2. Unscented sunscreen: it may be limited to your hands and face, but it definitely helps in blocking the damage from the intense heat. Ensure it is unscented and NOT water-resistant so you can do ablution.

3. Wear lightweight clothing; some material is thick and insulating and adds to the feeling of being hot. If possible, try and get light-weight clothing like a cotton blend, which is breathable and will allow you to feel fresh.

4. Rest. When you get time to rest after Hajj rituals, take it and use it to your benefit, especially if you are not feeling well. It’s the body’s way of telling you to slow down.

5. Hydrating foods: Fruits and vegetables are known to have high water content, so try eating more to help keep you hydrated. Stay away from caffeine, as it draws moisture away from the body.

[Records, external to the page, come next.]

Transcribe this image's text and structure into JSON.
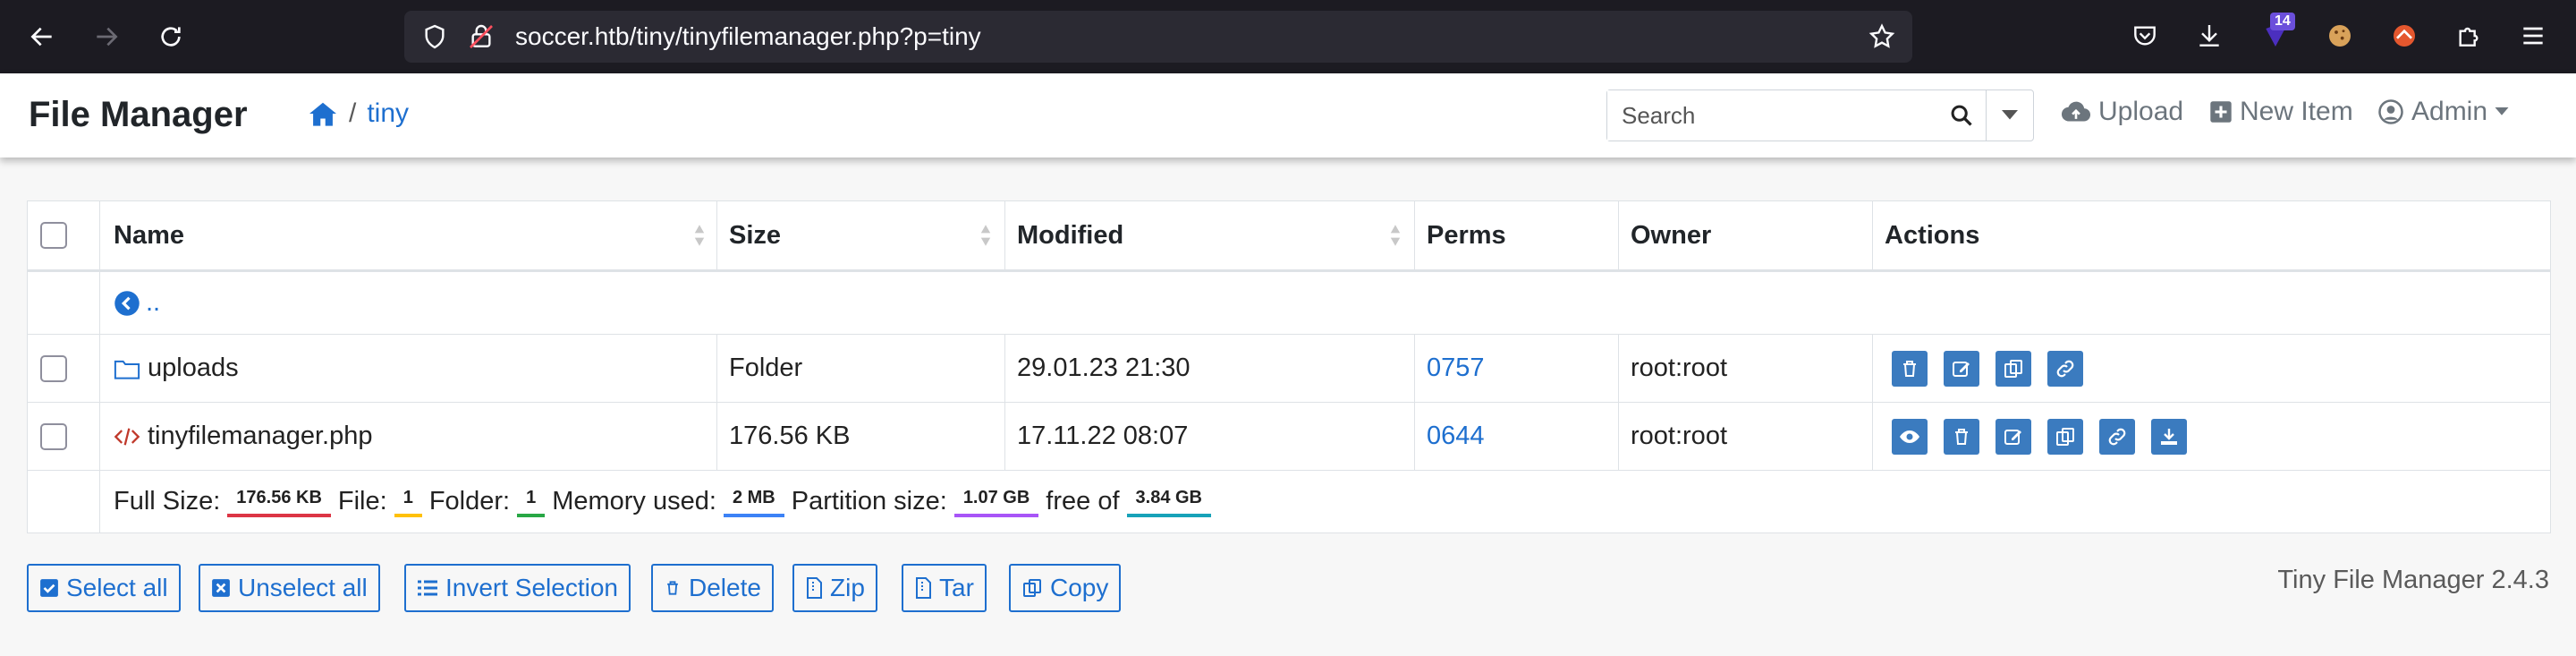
{
  "browser": {
    "url": "soccer.htb/tiny/tinyfilemanager.php?p=tiny",
    "extension_badge": "14"
  },
  "app": {
    "brand": "File Manager",
    "breadcrumb": {
      "separator": "/",
      "current": "tiny"
    },
    "search_placeholder": "Search",
    "nav": {
      "upload": "Upload",
      "new_item": "New Item",
      "admin": "Admin"
    }
  },
  "table": {
    "headers": {
      "name": "Name",
      "size": "Size",
      "modified": "Modified",
      "perms": "Perms",
      "owner": "Owner",
      "actions": "Actions"
    },
    "parent_link": "..",
    "rows": [
      {
        "name": "uploads",
        "size": "Folder",
        "modified": "29.01.23 21:30",
        "perms": "0757",
        "owner": "root:root"
      },
      {
        "name": "tinyfilemanager.php",
        "size": "176.56 KB",
        "modified": "17.11.22 08:07",
        "perms": "0644",
        "owner": "root:root"
      }
    ],
    "footer": {
      "full_size_label": "Full Size:",
      "full_size": "176.56 KB",
      "file_label": "File:",
      "file_count": "1",
      "folder_label": "Folder:",
      "folder_count": "1",
      "memory_label": "Memory used:",
      "memory": "2 MB",
      "partition_label": "Partition size:",
      "partition": "1.07 GB",
      "free_label": "free of",
      "free_of": "3.84 GB"
    }
  },
  "buttons": {
    "select_all": "Select all",
    "unselect_all": "Unselect all",
    "invert": "Invert Selection",
    "delete": "Delete",
    "zip": "Zip",
    "tar": "Tar",
    "copy": "Copy"
  },
  "version": "Tiny File Manager 2.4.3",
  "colors": {
    "accent": "#1e6fcf",
    "action_button": "#3b7bbf",
    "badge_full_size": "#dc3545",
    "badge_file": "#ffc107",
    "badge_folder": "#28a745",
    "badge_memory": "#3c82f6",
    "badge_partition": "#a855f7",
    "badge_free": "#17a2b8"
  }
}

6. Avoid Peak Hours: During the hottest months of the year, try to do your tawaf early before it gets too hot or later when it begins to cool down. The same applies for your Sa’i, the rituals on the Day of Arafah, and performing the ritual stoning of the Devil.

7. Not feeling well? Seek help straight away if you feel faint, want to vomit, have a constant headache, experience blurred vision, or feel weak.

Take the necessary precautions and heed the warning. Allah (swt) knows best.


The article is from the archives and is highlighted now for its importance.